Understanding the World Through Code

Funded through the NSF Expeditions in Computing Program

Machine learning meets programs synthesis

Main:Slide25 Our goal is to build a meta-framework that can be used to synthesize programs to predict and understand data in a range of scientific domains. In particular, this framework will synthesize neurosymbolic programs that combine both neural and program-like logical components. For example, the figure illustrates a few examples of the kinds of compositions of neural and logical components that our meta-framework will handle. We plan to explore neurosymbolic models that go beyond these specific examples and interleave neural and symbolic modules following complex hierarchical or sequential architectures. Developing a framework that facilitates the expression of such rich compositions --- an equivalent of Pytorch or Tensorflow for neurosymbolic programming, if you will --- is a central goal of this project.

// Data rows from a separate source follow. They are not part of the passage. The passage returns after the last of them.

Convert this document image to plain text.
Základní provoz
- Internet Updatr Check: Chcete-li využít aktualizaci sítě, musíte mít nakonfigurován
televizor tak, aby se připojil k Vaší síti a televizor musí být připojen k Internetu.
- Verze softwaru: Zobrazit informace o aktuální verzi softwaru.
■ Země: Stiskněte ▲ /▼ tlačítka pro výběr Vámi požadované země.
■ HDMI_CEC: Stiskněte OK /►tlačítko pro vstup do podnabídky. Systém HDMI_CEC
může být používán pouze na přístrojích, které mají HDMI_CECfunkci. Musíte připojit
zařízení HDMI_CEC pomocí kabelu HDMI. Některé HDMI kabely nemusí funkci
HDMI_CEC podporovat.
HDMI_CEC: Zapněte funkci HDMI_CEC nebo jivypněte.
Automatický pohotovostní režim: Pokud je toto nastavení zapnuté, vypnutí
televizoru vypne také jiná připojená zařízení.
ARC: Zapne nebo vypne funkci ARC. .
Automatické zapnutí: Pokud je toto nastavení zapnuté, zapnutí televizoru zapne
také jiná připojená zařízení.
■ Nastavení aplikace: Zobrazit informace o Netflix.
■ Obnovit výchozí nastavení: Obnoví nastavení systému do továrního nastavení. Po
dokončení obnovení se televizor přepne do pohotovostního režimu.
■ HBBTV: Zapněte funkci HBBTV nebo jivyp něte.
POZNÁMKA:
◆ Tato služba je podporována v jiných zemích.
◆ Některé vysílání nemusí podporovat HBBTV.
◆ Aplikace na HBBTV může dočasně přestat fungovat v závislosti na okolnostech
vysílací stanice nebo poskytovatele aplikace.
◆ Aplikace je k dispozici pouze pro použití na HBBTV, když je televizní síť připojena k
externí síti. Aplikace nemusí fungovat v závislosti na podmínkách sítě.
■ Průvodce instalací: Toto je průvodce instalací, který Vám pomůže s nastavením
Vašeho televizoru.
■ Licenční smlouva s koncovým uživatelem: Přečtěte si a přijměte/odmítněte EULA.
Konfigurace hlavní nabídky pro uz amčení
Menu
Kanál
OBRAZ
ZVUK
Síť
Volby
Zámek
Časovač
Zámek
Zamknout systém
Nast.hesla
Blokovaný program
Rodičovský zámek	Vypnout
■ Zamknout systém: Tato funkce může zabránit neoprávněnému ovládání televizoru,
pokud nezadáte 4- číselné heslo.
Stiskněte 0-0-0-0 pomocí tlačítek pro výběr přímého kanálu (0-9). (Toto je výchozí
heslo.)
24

More broadly, a major goal for the project is to develop a science of neurosymbolic learning. This will include developing new algorithms that specifically address the challenges in the neurosymbolic setting---e.g. how to design good domain specific languages (DSLs) to support the symbolic part of a model, the presence of uncertainty, the need to perform continuous optimization over the neural network parameters in conjunction with discrete optimization over the program structure, and the need to actively design experiments to disambiguate between candidate hypotheses/programs. It will also include developing an understanding of when to deploy different algorithms, as well as which combinations of neural and symbolic components work better for which settings. Our proposed framework will serve as a platform for exploring these algorithms and deploying them in each of our problem domains.